The Novo Nordisk Foundation Center for Biosustainability, Technical University of Denmark, Søltofts Plads, building 220, 2800 Kgs. Lyngby, Denmark.
Department of Bioengineering, University of California, 417 Powell-Focht Bioengineering Hall, San Diego, La Jolla, CA 92093-0412, USA.
Nucleic Acids Res. 2024 Jul 22;52(13):7487-7503. doi: 10.1093/nar/gkae523.
Filamentous Actinobacteria, recently renamed Actinomycetia, are the most prolific source of microbial bioactive natural products. Studies on biosynthetic gene clusters benefit from or require chromosome-level assemblies. Here, we provide DNA sequences from >1000 isolates: 881 complete genomes and 153 near-complete genomes, representing 28 genera and 389 species, including 244 likely novel species. All genomes are from filamentous isolates of the class Actinomycetia from the NBC culture collection. The largest genus is Streptomyces with 886 genomes including 742 complete assemblies. We use this data to show that analysis of complete genomes can bring biological understanding not previously derived from more fragmented sequences or less systematic datasets. We document the central and structured location of core genes and distal location of specialized metabolite biosynthetic gene clusters and duplicate core genes on the linear Streptomyces chromosome, and analyze the content and length of the terminal inverted repeats which are characteristic for Streptomyces. We then analyze the diversity of trans-AT polyketide synthase biosynthetic gene clusters, which encodes the machinery of a biotechnologically highly interesting compound class. These insights have both ecological and biotechnological implications in understanding the importance of high quality genomic resources and the complex role synteny plays in Actinomycetia biology.

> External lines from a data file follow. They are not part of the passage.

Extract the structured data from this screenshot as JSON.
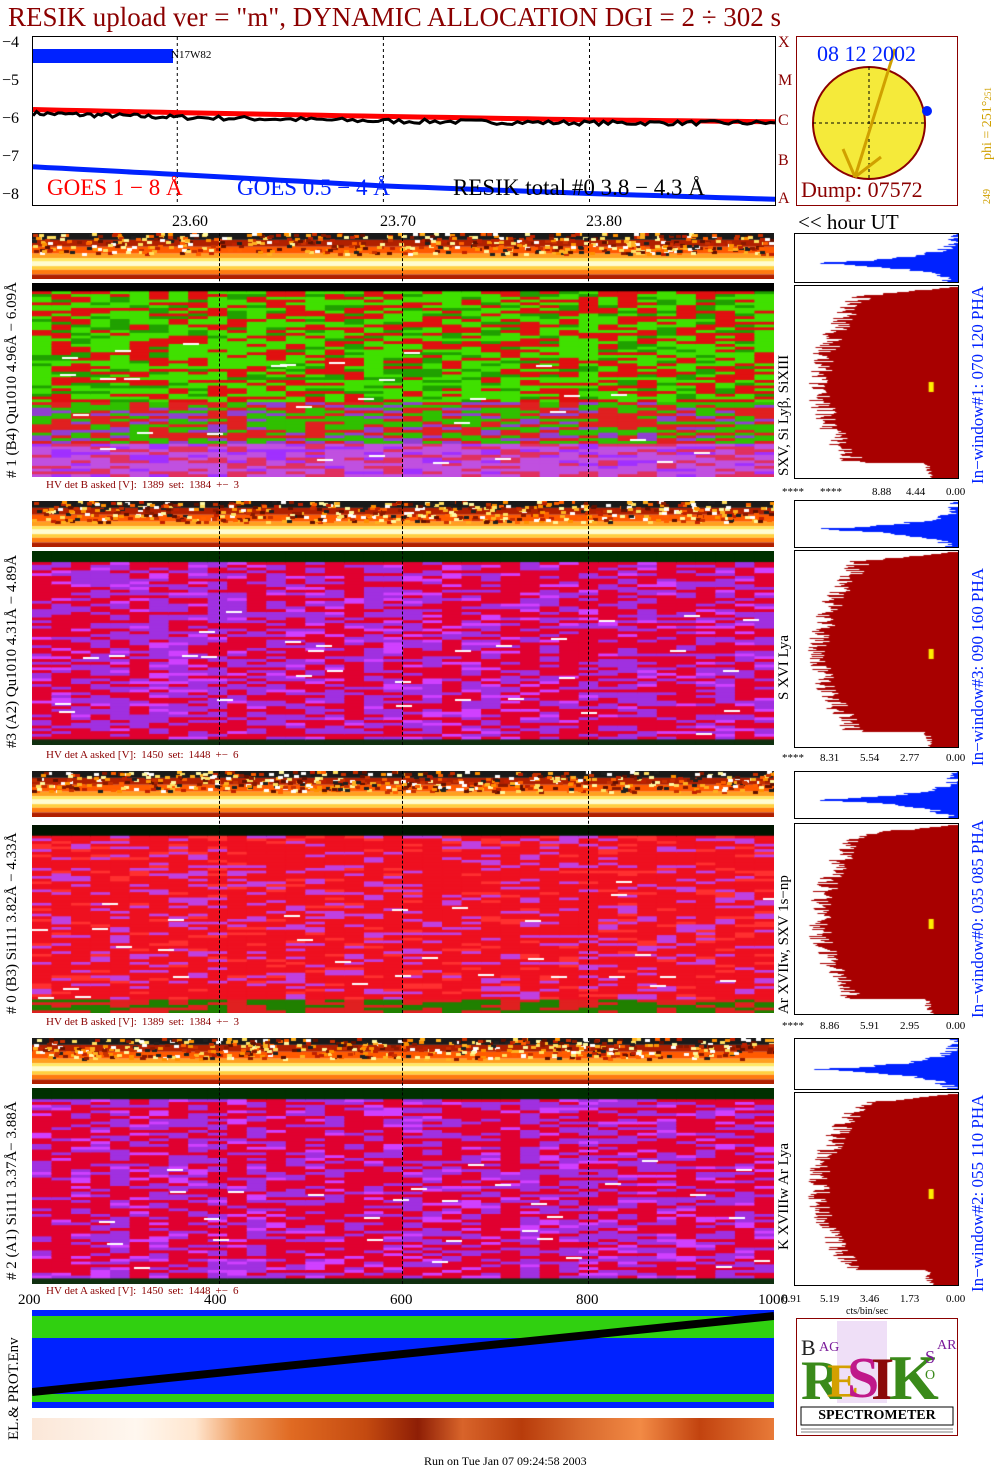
{
  "title": "RESIK upload ver = \"m\", DYNAMIC ALLOCATION  DGI =   2 ÷ 302 s",
  "goes_panel": {
    "y_ticks": [
      "−4",
      "−5",
      "−6",
      "−7",
      "−8"
    ],
    "legend_goes18": "GOES 1 − 8 Å",
    "legend_goes054": "GOES 0.5 − 4 Å",
    "legend_resik": "RESIK total #0  3.8 − 4.3 Å",
    "flag_label": "N17W82",
    "class_letters": [
      "X",
      "M",
      "C",
      "B",
      "A"
    ],
    "time_ticks": [
      "23.60",
      "23.70",
      "23.80"
    ],
    "hour_label": "<< hour UT",
    "colors": {
      "goes18": "#ff0000",
      "goes054": "#0022ff",
      "resik": "#000000"
    }
  },
  "sun_panel": {
    "date": "08 12 2002",
    "dump": "Dump: 07572",
    "phi": "phi = 251°",
    "phi_sub": "251",
    "phi_bottom": "249"
  },
  "detectors": [
    {
      "id": "det1",
      "left_label": "# 1 (B4) Qu1010 4.96Å − 6.09Å",
      "line_label": "SXV, Si Lyβ, SiXIII",
      "hv_label": "HV det B asked [V]:",
      "hv_asked": "1389",
      "hv_set_label": "set:",
      "hv_set": "1384",
      "hv_pm": "+−",
      "hv_err": "3",
      "pha_label": "In−window#1:  070 120 PHA",
      "pha_ticks": [
        "****",
        "****",
        "8.88",
        "4.44",
        "0.00"
      ]
    },
    {
      "id": "det3",
      "left_label": "#3 (A2) Qu1010  4.31Å − 4.89Å",
      "line_label": "S XVI Lya",
      "hv_label": "HV det A asked [V]:",
      "hv_asked": "1450",
      "hv_set_label": "set:",
      "hv_set": "1448",
      "hv_pm": "+−",
      "hv_err": "6",
      "pha_label": "In−window#3:  090 160 PHA",
      "pha_ticks": [
        "****",
        "8.31",
        "5.54",
        "2.77",
        "0.00"
      ]
    },
    {
      "id": "det0",
      "left_label": "# 0 (B3) Si111  3.82Å − 4.33Å",
      "line_label": "Ar XVIIw,  SXV 1s−np",
      "hv_label": "HV det B asked [V]:",
      "hv_asked": "1389",
      "hv_set_label": "set:",
      "hv_set": "1384",
      "hv_pm": "+−",
      "hv_err": "3",
      "pha_label": "In−window#0:  035 085 PHA",
      "pha_ticks": [
        "****",
        "8.86",
        "5.91",
        "2.95",
        "0.00"
      ]
    },
    {
      "id": "det2",
      "left_label": "# 2 (A1) Si111  3.37Å− 3.88Å",
      "line_label": "K XVIIIw  Ar Lya",
      "hv_label": "HV det A asked [V]:",
      "hv_asked": "1450",
      "hv_set_label": "set:",
      "hv_set": "1448",
      "hv_pm": "+−",
      "hv_err": "6",
      "pha_label": "In−window#2:  055 110 PHA",
      "pha_ticks": [
        "6.91",
        "5.19",
        "3.46",
        "1.73",
        "0.00"
      ]
    }
  ],
  "bin_ticks": [
    "200",
    "400",
    "600",
    "800",
    "1000"
  ],
  "pha_xunit": "cts/bin/sec",
  "env_label": "EL.& PROT.Env",
  "logo": {
    "letters": "RESIK",
    "bragg": "BRAGG",
    "solar": "SOLAR",
    "spectrometer": "SPECTROMETER"
  },
  "footer": "Run on Tue Jan 07 09:24:58 2003",
  "chart_data": {
    "type": "line",
    "title": "RESIK upload ver = \"m\", DYNAMIC ALLOCATION  DGI =   2 ÷ 302 s",
    "xlabel": "hour UT",
    "ylabel": "",
    "x_range": [
      23.53,
      23.89
    ],
    "ylim": [
      -8.2,
      -3.8
    ],
    "series": [
      {
        "name": "GOES 1 − 8 Å",
        "x": [
          23.53,
          23.6,
          23.7,
          23.8,
          23.89
        ],
        "values": [
          -5.7,
          -5.78,
          -5.88,
          -5.97,
          -6.02
        ]
      },
      {
        "name": "GOES 0.5 − 4 Å",
        "x": [
          23.53,
          23.6,
          23.7,
          23.8,
          23.89
        ],
        "values": [
          -7.2,
          -7.4,
          -7.7,
          -7.9,
          -8.05
        ]
      },
      {
        "name": "RESIK total #0  3.8 − 4.3 Å",
        "x": [
          23.53,
          23.6,
          23.7,
          23.8,
          23.89
        ],
        "values": [
          -5.8,
          -5.9,
          -6.0,
          -6.05,
          -6.05
        ]
      }
    ]
  }
}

丝状放线菌,最近更名为放线菌,是微生物生物活性天然产物最丰富的来源。生物合成基因簇的研究得益于或需要染色体水平的组装。在这里,我们提供了来自>1000 个分离物的 DNA 序列:881 个完整基因组和 153 个近完整基因组,代表 28 个属和 389 个种,包括 244 个可能的新种。所有的基因组都来自 NBC 培养物收集的放线菌门的丝状分离物。最大的属是链霉菌,有 886 个基因组,其中包括 742 个完整的组装。我们利用这些数据表明,完整基因组的分析可以带来以前从未从更零碎的序列或更系统的数据集推导出来的生物学理解。我们记录了核心基因的中心和结构化位置以及专门代谢物生物合成基因簇的远端位置,以及线性链霉菌染色体上核心基因的重复,并分析了末端反向重复的内容和长度,这是链霉菌的特征。然后,我们分析了转 AT 聚酮合酶生物合成基因簇的多样性,这些基因簇编码了一类具有生物技术高度兴趣的化合物的机制。这些见解在理解高质量基因组资源的重要性和同线性在放线菌生物学中的复杂作用方面具有生态和生物技术意义。